A 2008 survey for the state Department of Public Health's California Tobacco Control Program found that nearly one in seven people said they were exposed to second-hand smoke in the workplace.

The bill is opposed by some business groups, including the California Small Business Association and the California Hotel & Lodging Association, but neither is lobbying against it. Most major hotels in California already have smoke-free lobbies and few smoking rooms because that's what the market demands, lobbyist Randi Knott said.

The bill would not affect workplaces where all the smoking areas are outdoors, such as the Disneyland resort in Anaheim.

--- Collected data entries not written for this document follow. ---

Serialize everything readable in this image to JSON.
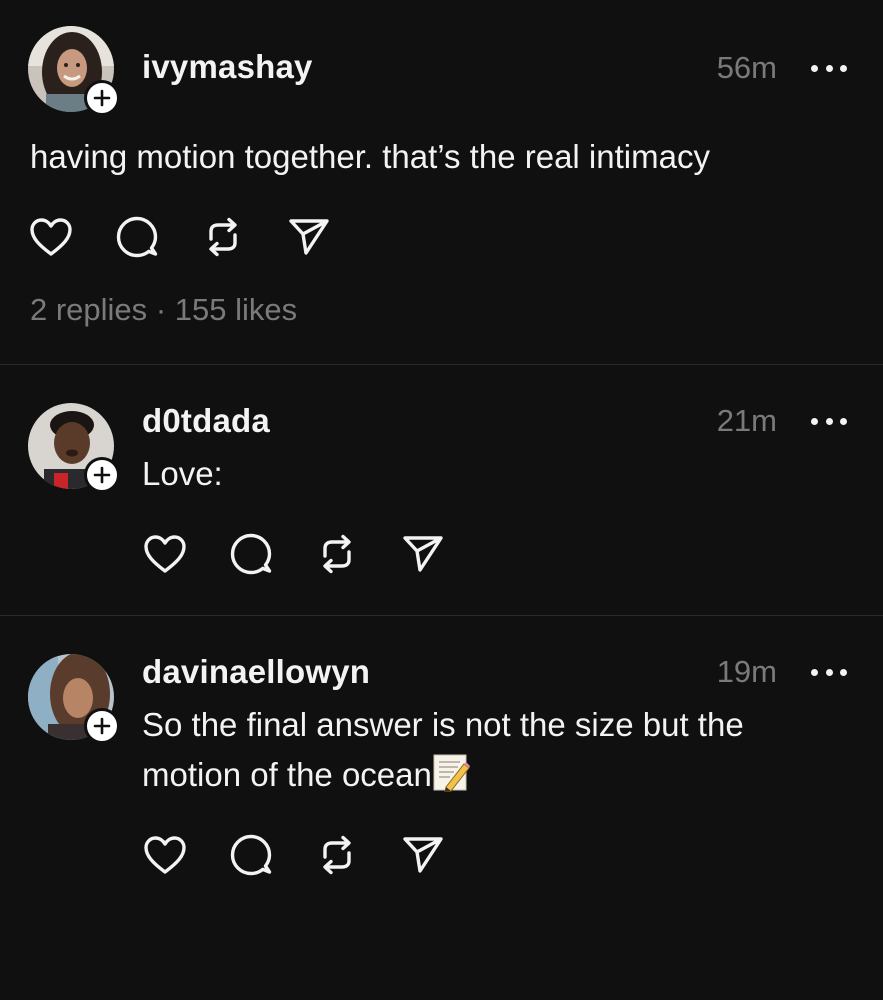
{
  "posts": [
    {
      "username": "ivymashay",
      "time": "56m",
      "text": "having motion together. that’s the real intimacy",
      "stats": {
        "replies": "2 replies",
        "separator": "·",
        "likes": "155 likes"
      }
    },
    {
      "username": "d0tdada",
      "time": "21m",
      "text": "Love:"
    },
    {
      "username": "davinaellowyn",
      "time": "19m",
      "text_line1": "So the final answer is not the size but the",
      "text_line2": "motion of the ocean",
      "emoji": "memo-emoji"
    }
  ],
  "icons": {
    "like": "heart-icon",
    "reply": "comment-icon",
    "repost": "repost-icon",
    "share": "send-icon",
    "more": "more-icon",
    "follow": "plus-icon"
  },
  "colors": {
    "background": "#101010",
    "text": "#f3f3f3",
    "secondary": "#7a7a7a",
    "divider": "#2a2a2a"
  }
}
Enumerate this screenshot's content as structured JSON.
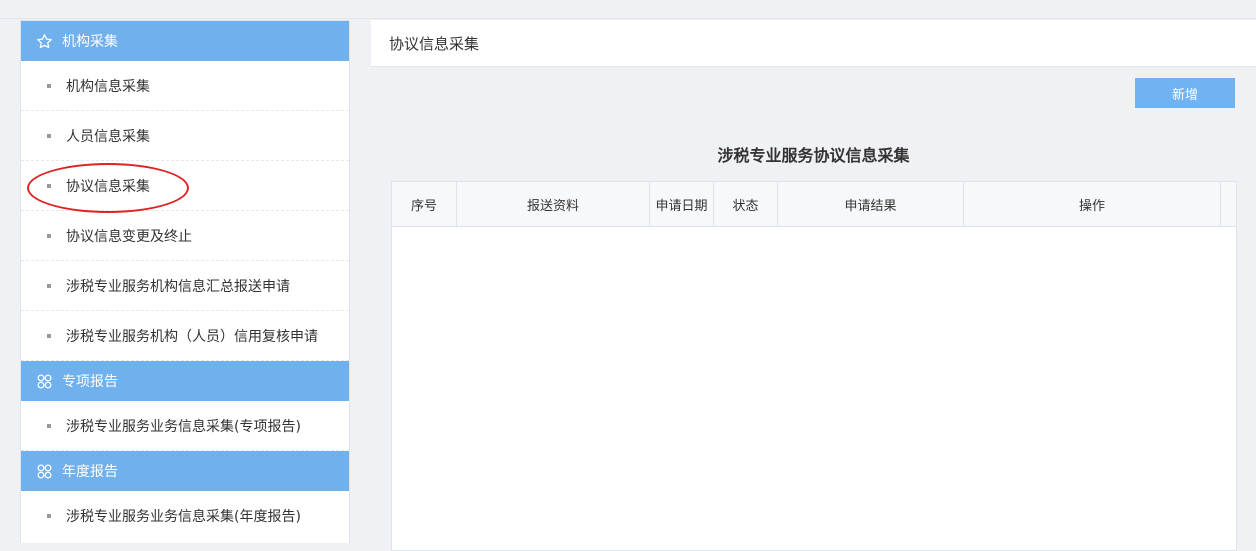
{
  "sidebar": {
    "groups": [
      {
        "title": "机构采集",
        "icon": "star-icon",
        "items": [
          {
            "label": "机构信息采集"
          },
          {
            "label": "人员信息采集"
          },
          {
            "label": "协议信息采集"
          },
          {
            "label": "协议信息变更及终止"
          },
          {
            "label": "涉税专业服务机构信息汇总报送申请"
          },
          {
            "label": "涉税专业服务机构（人员）信用复核申请"
          }
        ]
      },
      {
        "title": "专项报告",
        "icon": "grid-icon",
        "items": [
          {
            "label": "涉税专业服务业务信息采集(专项报告)"
          }
        ]
      },
      {
        "title": "年度报告",
        "icon": "grid-icon",
        "items": [
          {
            "label": "涉税专业服务业务信息采集(年度报告)"
          }
        ]
      }
    ],
    "accent_color": "#70b0ec",
    "highlight_color": "#e02222"
  },
  "main": {
    "breadcrumb_title": "协议信息采集",
    "add_button_label": "新增",
    "table_title": "涉税专业服务协议信息采集",
    "columns": [
      "序号",
      "报送资料",
      "申请日期",
      "状态",
      "申请结果",
      "操作"
    ],
    "rows": []
  }
}
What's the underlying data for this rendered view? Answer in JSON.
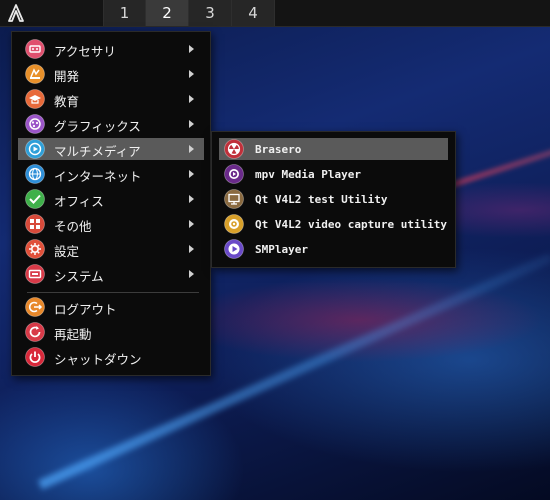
{
  "panel": {
    "logo_icon": "archlabs-logo-icon",
    "workspaces": [
      {
        "label": "1",
        "active": false
      },
      {
        "label": "2",
        "active": true
      },
      {
        "label": "3",
        "active": false
      },
      {
        "label": "4",
        "active": false
      }
    ]
  },
  "main_menu": {
    "items": [
      {
        "label": "アクセサリ",
        "icon": "accessories-icon",
        "color": "#e0506e",
        "submenu": true
      },
      {
        "label": "開発",
        "icon": "development-icon",
        "color": "#e8902a",
        "submenu": true
      },
      {
        "label": "教育",
        "icon": "education-icon",
        "color": "#e86a3a",
        "submenu": true
      },
      {
        "label": "グラフィックス",
        "icon": "graphics-icon",
        "color": "#9b55c8",
        "submenu": true
      },
      {
        "label": "マルチメディア",
        "icon": "multimedia-icon",
        "color": "#2e9fd8",
        "submenu": true,
        "active": true
      },
      {
        "label": "インターネット",
        "icon": "internet-icon",
        "color": "#2e8fd8",
        "submenu": true
      },
      {
        "label": "オフィス",
        "icon": "office-icon",
        "color": "#3fb04a",
        "submenu": true
      },
      {
        "label": "その他",
        "icon": "other-icon",
        "color": "#d84a3a",
        "submenu": true
      },
      {
        "label": "設定",
        "icon": "settings-icon",
        "color": "#e0503a",
        "submenu": true
      },
      {
        "label": "システム",
        "icon": "system-icon",
        "color": "#d83a48",
        "submenu": true
      },
      {
        "label": "ログアウト",
        "icon": "logout-icon",
        "color": "#e8882a",
        "submenu": false
      },
      {
        "label": "再起動",
        "icon": "reboot-icon",
        "color": "#d83a48",
        "submenu": false
      },
      {
        "label": "シャットダウン",
        "icon": "shutdown-icon",
        "color": "#d8283a",
        "submenu": false
      }
    ]
  },
  "sub_menu": {
    "items": [
      {
        "label": "Brasero",
        "icon": "brasero-icon",
        "color": "#c0303a",
        "active": true
      },
      {
        "label": "mpv Media Player",
        "icon": "mpv-icon",
        "color": "#6a2a8a"
      },
      {
        "label": "Qt V4L2 test Utility",
        "icon": "qv4l2-icon",
        "color": "#8a6a40"
      },
      {
        "label": "Qt V4L2 video capture utility",
        "icon": "qvidcap-icon",
        "color": "#d8a02a"
      },
      {
        "label": "SMPlayer",
        "icon": "smplayer-icon",
        "color": "#6a4ac8"
      }
    ]
  }
}
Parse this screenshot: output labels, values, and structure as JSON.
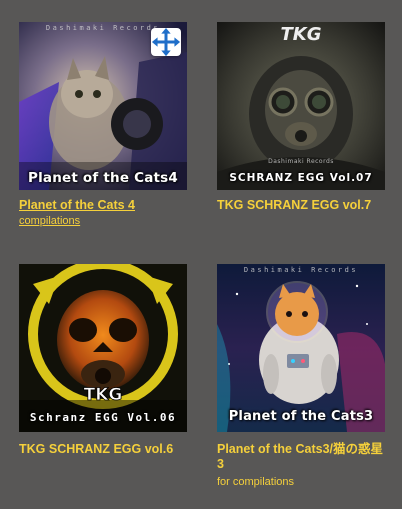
{
  "cards": [
    {
      "title": "Planet of the Cats 4",
      "subtitle": "compilations",
      "cover_brand": "Dashimaki Records",
      "cover_text": "Planet of the Cats4",
      "move_icon": "move-icon"
    },
    {
      "title": "TKG SCHRANZ EGG vol.7",
      "cover_logo": "TKG",
      "cover_brand": "Dashimaki Records",
      "cover_text": "SCHRANZ EGG Vol.07"
    },
    {
      "title": "TKG SCHRANZ EGG vol.6",
      "cover_logo": "TKG",
      "cover_text": "Schranz EGG Vol.06"
    },
    {
      "title": "Planet of the Cats3/猫の惑星3",
      "subtitle": "for compilations",
      "cover_brand": "Dashimaki Records",
      "cover_text": "Planet of the Cats3"
    }
  ],
  "colors": {
    "background": "#585756",
    "title": "#f5d03b"
  }
}
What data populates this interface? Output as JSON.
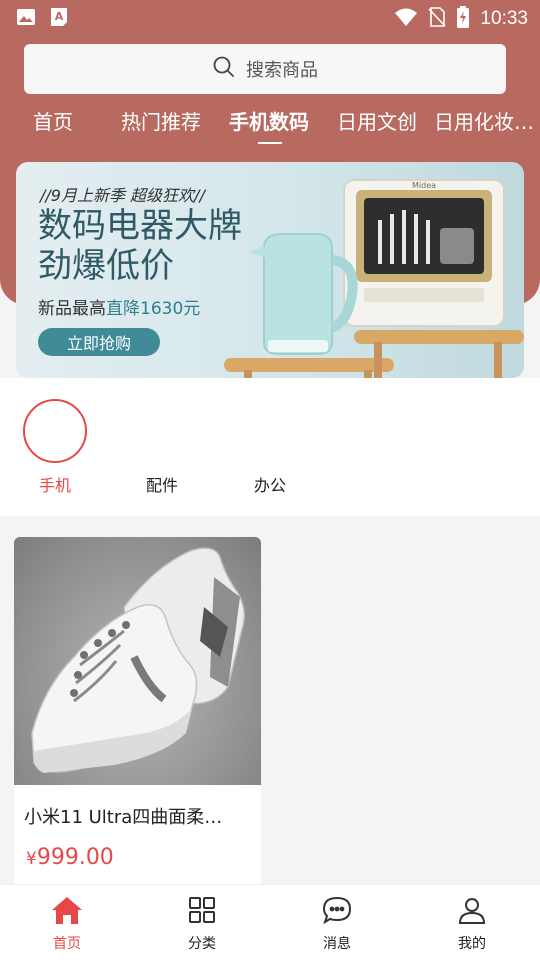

Tobacco retailers are putting up more of a fight. The California Association of Retail Tobacconists opposes any statewide ban affecting tobacco shops, group president Charles J. Janigian said. Most smokers are adults, tobacco use is legal, and shops and lounges are "the only safe haven they have to go and enjoy a good cigar or a bowl of pipe tobacco," he said.

Janigian said the bill as written would even affect private cigar lounges associated with retail stores, such as the new Fat Man Cigars lounge a few blocks from the state Capitol, which has attracted some legislators as members.

DeSaulnier said he is willing to work with the retailers to amend the bill, which is scheduled for a hearing Wednesday before the Senate Labor and Industrial Relations Committee.